Because health policies are often being driven and executed at a local-level, the ideal integrated health information system should not only be designed to enable estimations of effective coverage at the national level, it should also allow estimations of the metric at the subnational level [16],[50]–[53]. Derivations of effective coverage at subnational level have been challenging because of the lack of dependable and representative data sources. Limitations in human resources and technical supports hinder regular collection of health data at the local level. Moreover, many surveys implemented sampling schemes that are designed to be representative at the national level only. In some cases, post-stratification weighing strategy can be applied. However, that does not guarantee that the estimates accurately represent the actual local demographic composition. Advancement in small area methodologies, which capitalized on geographical relatedness, has substantially enhanced our capacity to maximize the use of existing data to estimate and evaluate disease prevalence and intervention coverage at the local level [54]. Nevertheless, a solid data collection platform is crucial for long-term monitoring and policy planning.

Conclusions

UHC entails a global health ideal which, with concerted effort, could become reality. At the same time that policymakers and health officials are developing strategic plans for achieving UHC for their countries, it is also critical to prioritize establishing a data-driven framework for tracking progress in achieving UHC. In doing this, governments foster responsiveness and accountability for their UHC aims.

In this paper, we have reviewed the concept of effective coverage and highlighted three main components that affect its use under routine conditions. Box 2 provides recommendations on the major considerations for tracking effective coverage. These include first, reviewing existing evidence on disease burden, affordable interventions and social priorities; second, developing strategies to measure needs, use, and quality; and third, building system capacity for continuous monitoring. Among these considerations, building capacity for data collection and use remains the most substantial hurdle in broadly using effective coverage. Without further developing the strength and representation of routine health information systems, tracking national and subnational progress towards health goals, such as UHC, is likely to be more resource-intensive and prone to suboptimal accuracy.

Identify disease burden, affordable interventions, and social priorities when selecting which interventions to include in estimating effective coverage

Examine existing evidence on health need priorities.

Evaluate cost-effectiveness of interventions.

Consider concerns of equity: political, social, and cultural

Develop measurement strategies for tracking need, use, and quality for selected interventions

Intervention need can be measured using existing survey data, biological markers, or alternative methods such as Symptomatic Diagnosis (SD).

Intervention use can be estimated by synthesizing administrative and household survey data.

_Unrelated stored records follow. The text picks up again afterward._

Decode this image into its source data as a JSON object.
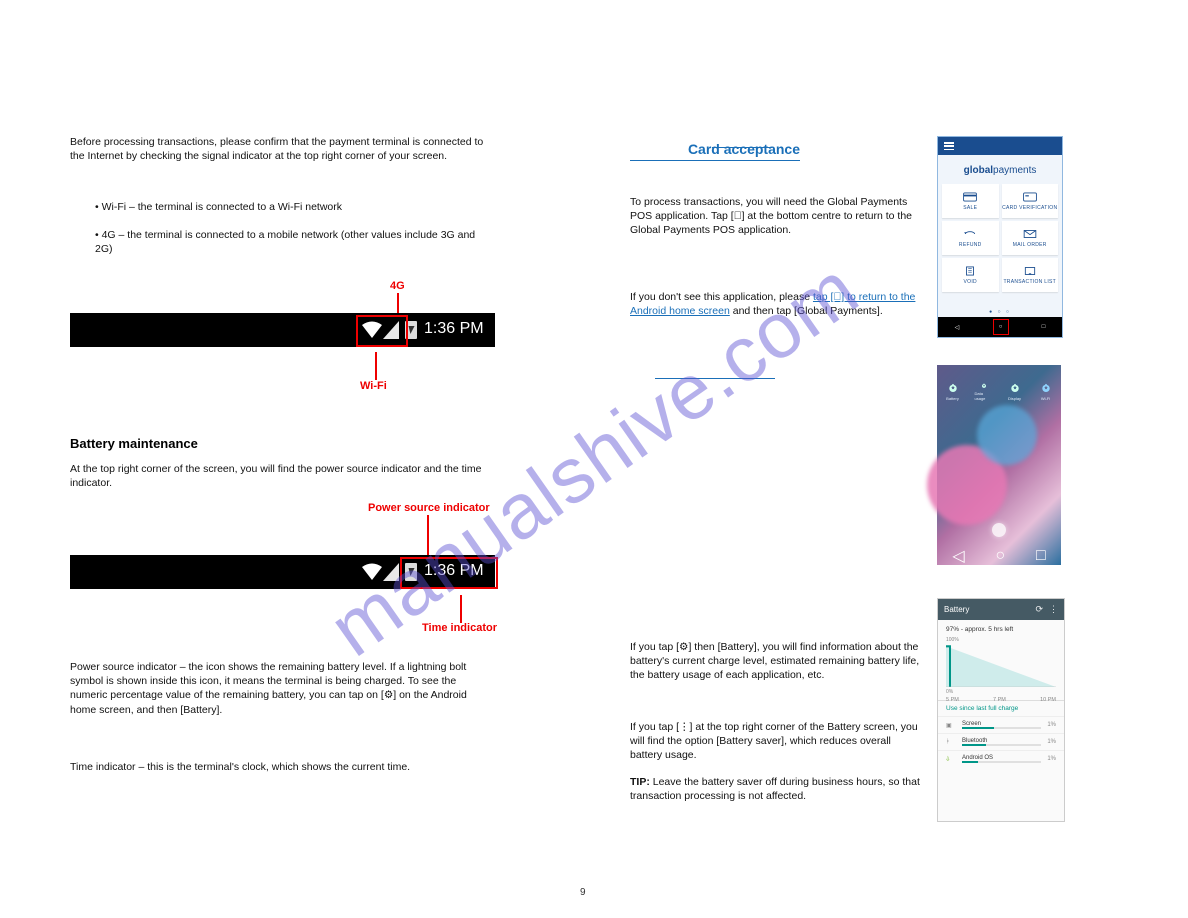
{
  "watermark": "manualshive.com",
  "left_column": {
    "p0": "Before processing transactions, please confirm that the payment terminal is connected to the Internet by checking the signal indicator at the top right corner of your screen.",
    "li1": "Wi-Fi – the terminal is connected to a Wi-Fi network",
    "li2": "4G – the terminal is connected to a mobile network (other values include 3G and 2G)",
    "h1": "Battery maintenance",
    "p1": "At the top right corner of the screen, you will find the power source indicator and the time indicator.",
    "p2a": "Power source indicator – the icon shows the remaining battery level. If a lightning bolt symbol is shown inside this icon, it means the terminal is being charged. To see the numeric percentage value of the remaining battery, you can tap on ",
    "p2b": " on the Android home screen, and then [Battery].",
    "p3": "Time indicator – this is the terminal's clock, which shows the current time."
  },
  "right_column": {
    "heading": "Card acceptance",
    "p2": "To process transactions, you will need the Global Payments POS application. Tap [⃝] at the bottom centre to return to the Global Payments POS application.",
    "p3": "If you don't see this application, please",
    "p3_link": "tap [⃝] to return to the Android home screen",
    "p3b": "and then tap [Global Payments].",
    "battery_note1": "If you tap [⚙] then [Battery], you will find information about the battery's current charge level, estimated remaining battery life, the battery usage of each application, etc.",
    "battery_note2": "If you tap [⋮] at the top right corner of the Battery screen, you will find the option [Battery saver], which reduces overall battery usage.",
    "battery_note3a": "TIP: ",
    "battery_note3b": " Leave the battery saver off during business hours, so that transaction processing is not affected."
  },
  "statusbar": {
    "time": "1:36 PM",
    "label_4g": "4G",
    "label_wifi": "Wi-Fi",
    "label_power": "Power source indicator",
    "label_time": "Time indicator"
  },
  "phone_app": {
    "logo_bold": "global",
    "logo_light": "payments",
    "tiles": {
      "sale": "SALE",
      "cardv": "CARD VERIFICATION",
      "refund": "REFUND",
      "mail": "MAIL ORDER",
      "void": "VOID",
      "txn": "TRANSACTION LIST"
    },
    "dots": "● ○ ○"
  },
  "phone_home": {
    "icons": [
      "Battery",
      "Data usage",
      "Display",
      "Wi-Fi"
    ]
  },
  "phone_battery": {
    "title": "Battery",
    "sub": "97% - approx. 5 hrs left",
    "y100": "100%",
    "y0": "0%",
    "x1": "5 PM",
    "x2": "7 PM",
    "x3": "10 PM",
    "section": "Use since last full charge",
    "rows": {
      "screen": "Screen",
      "bt": "Bluetooth",
      "os": "Android OS"
    },
    "pct": "1%"
  },
  "page_number": "9"
}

Intervention quality can be determined by different methods that link health outcomes with the receipt or use of interventions. Examples of these approaches include exposure matching, risk-adjusted health outcomes, and statistical modeling.

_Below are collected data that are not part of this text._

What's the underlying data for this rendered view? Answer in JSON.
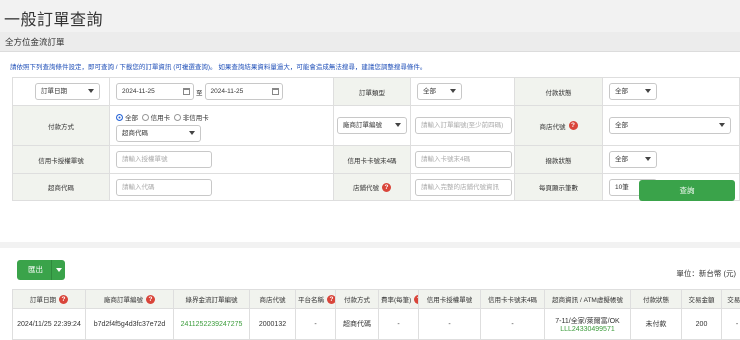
{
  "page": {
    "title": "一般訂單查詢"
  },
  "section": {
    "title": "全方位金流訂單"
  },
  "instructions": "請依照下列查詢條件設定，即可查詢 / 下載您的訂單資訊 (可複選查詢)。 如果查詢結果資料量過大，可能會造成無法搜尋，建議您調整搜尋條件。",
  "filters": {
    "date_type": "訂單日期",
    "date_from": "2024-11-25",
    "date_to_label": "至",
    "date_to": "2024-11-25",
    "order_type_label": "訂單類型",
    "order_type_value": "全部",
    "payment_status_label": "付款狀態",
    "payment_status_value": "全部",
    "payment_method_label": "付款方式",
    "radio_all": "全部",
    "radio_credit": "信用卡",
    "radio_noncredit": "非信用卡",
    "payment_sub_value": "超商代碼",
    "order_no_type": "廠商訂單編號",
    "order_no_placeholder": "請輸入訂單編號(至少前四碼)",
    "store_id_label": "商店代號",
    "store_id_value": "全部",
    "card_auth_label": "信用卡授權單號",
    "card_auth_placeholder": "請輸入授權單號",
    "card_last4_label": "信用卡卡號末4碼",
    "card_last4_placeholder": "請輸入卡號末4碼",
    "appropriation_label": "撥款狀態",
    "appropriation_value": "全部",
    "cvs_code_label": "超商代碼",
    "cvs_code_placeholder": "請輸入代碼",
    "branch_no_label": "店鋪代號",
    "branch_no_placeholder": "請輸入完整的店鋪代號資訊",
    "page_size_label": "每頁顯示筆數",
    "page_size_value": "10筆"
  },
  "actions": {
    "query": "查詢",
    "export": "匯出"
  },
  "results": {
    "unit": "單位：新台幣 (元)",
    "columns": [
      "訂單日期",
      "廠商訂單編號",
      "綠界金流訂單編號",
      "商店代號",
      "平台名稱",
      "付款方式",
      "費率(每筆)",
      "信用卡授權單號",
      "信用卡卡號末4碼",
      "超商資訊 / ATM虛擬帳號",
      "付款狀態",
      "交易金額",
      "交易手"
    ],
    "row": {
      "order_date": "2024/11/25 22:39:24",
      "merchant_order_no": "b7d2f4f5g4d3fc37e72d",
      "ecpay_order_no": "2411252239247275",
      "store_id": "2000132",
      "platform": "-",
      "payment_method": "超商代碼",
      "fee": "-",
      "card_auth": "-",
      "card_last4": "-",
      "cvs_info_line1": "7-11/全家/萊爾富/OK",
      "cvs_info_line2": "LLL24330499571",
      "payment_status": "未付款",
      "amount": "200",
      "fee_cut": "-"
    }
  },
  "colors": {
    "accent_green": "#3aa34a",
    "help_red": "#d9453a",
    "link_blue": "#1f4fb8"
  }
}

Build capacity for measuring effective coverage

Develop an integrated health surveillance system that allows triangulation of data.

Devote resources for training staff on data collection and basic analysis.

As health reform efforts continue to evolve worldwide, the range and scope of interventions comprising UHC priorities are likely to change over time as well. By harnessing existing health information systems and expanding their capacity, countries can be in the position of using effective coverage to align with their own UHC needs and to more accurately monitor progress towards their UHC goals.